March 26, 2021
A lock of George Washington's hair that was supposedly taken from the first president's head while he was in Philadelphia is up for sale.
Lelands, a sports memorabilia-focused auction house based in Matawan, New Jersey, is hosting an online auction that ends April 2 at 11 p.m. As of Friday afternoon, the bidding was up to $1,464.
The lock has been stored inside a handmade brass and glass locket for many years, the listing says. It comes with a handwritten letter describing its Philly origins.
"General Washington's hair — cut from his head in the year 1799 by Mr. John Pierie of Philadelphia, from whom I received it, Fr. Hopkinson, Philada: June 28th, 1836," the letter reads.
The listing says the hair was likely removed from Washington's head "close to or after his death" in 1799, though Washington died and was buried at his home in Mt. Vernon, Virginia, and not in Philly, where he lived at the nation's first executive mansion from 1790 to 1797.
Another lock of Washington's hair, with a similar origin story, is also owned by the State Museum of Pennsylvania.
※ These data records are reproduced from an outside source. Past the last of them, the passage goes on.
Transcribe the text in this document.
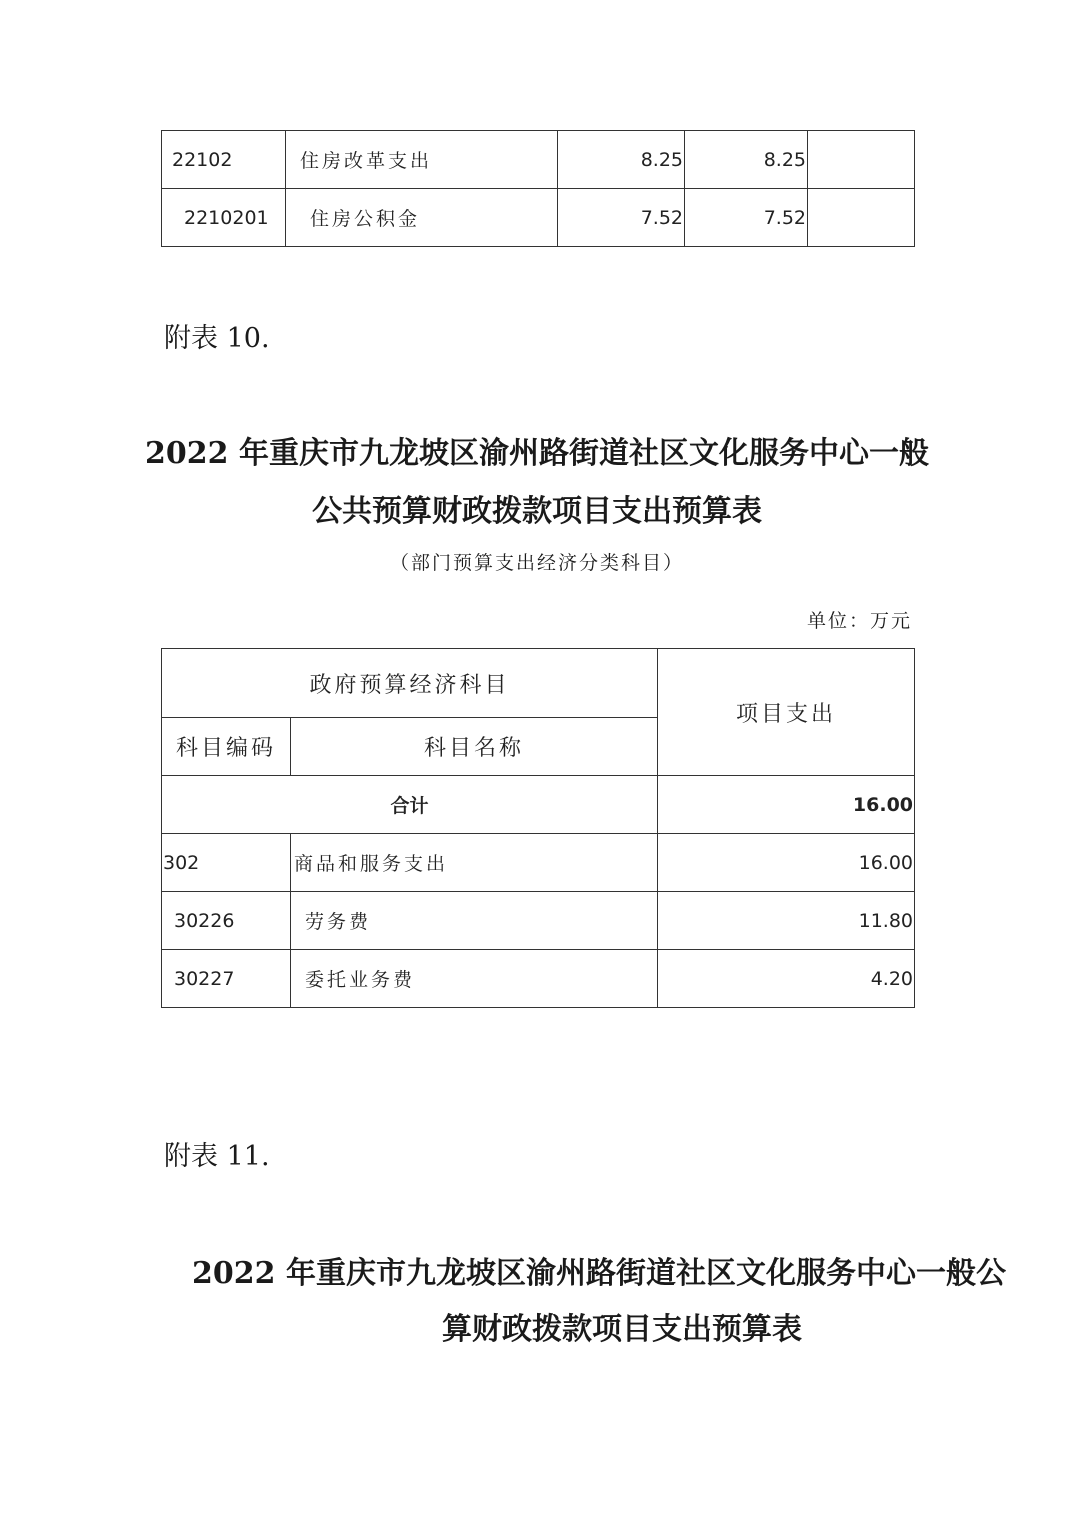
22102	住房改革支出	8.25	8.25	
2210201	住房公积金	7.52	7.52	
附表 10.
2022 年重庆市九龙坡区渝州路街道社区文化服务中心一般
公共预算财政拨款项目支出预算表
（部门预算支出经济分类科目）
单位：万元
政府预算经济科目		项目支出
科目编码	科目名称	
合计		16.00
302	商品和服务支出	16.00
30226	劳务费	11.80
30227	委托业务费	4.20
附表 11.
2022 年重庆市九龙坡区渝州路街道社区文化服务中心一般公
算财政拨款项目支出预算表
A note accompanying that lock says Washington allowed Pierie, a "barber surgeon," to keep "a pretty good portion" of the hair he had trimmed from the president's head during his final visit to Philly in 1797. Pierie then distributed the trimmings to "a select few of his old customer + friends."
However, the Harrisburg museum says its hard to know how true that story is. There is record that Washington visited Philly during that time, but not much is known about Pierie.
"While verifying the veracity of such a story is difficult, the tale is consistent with historical events," the museum says.
Lelands says Washington memorabilia, such as the lock up for sale, are coveted by museums, history buffs and collectors. The lock could end up being a big-ticket item, though bidding remains low compared to similar items.
Another lock from Washington's head sold for $35,763.60 in 2019, according to the New York Post.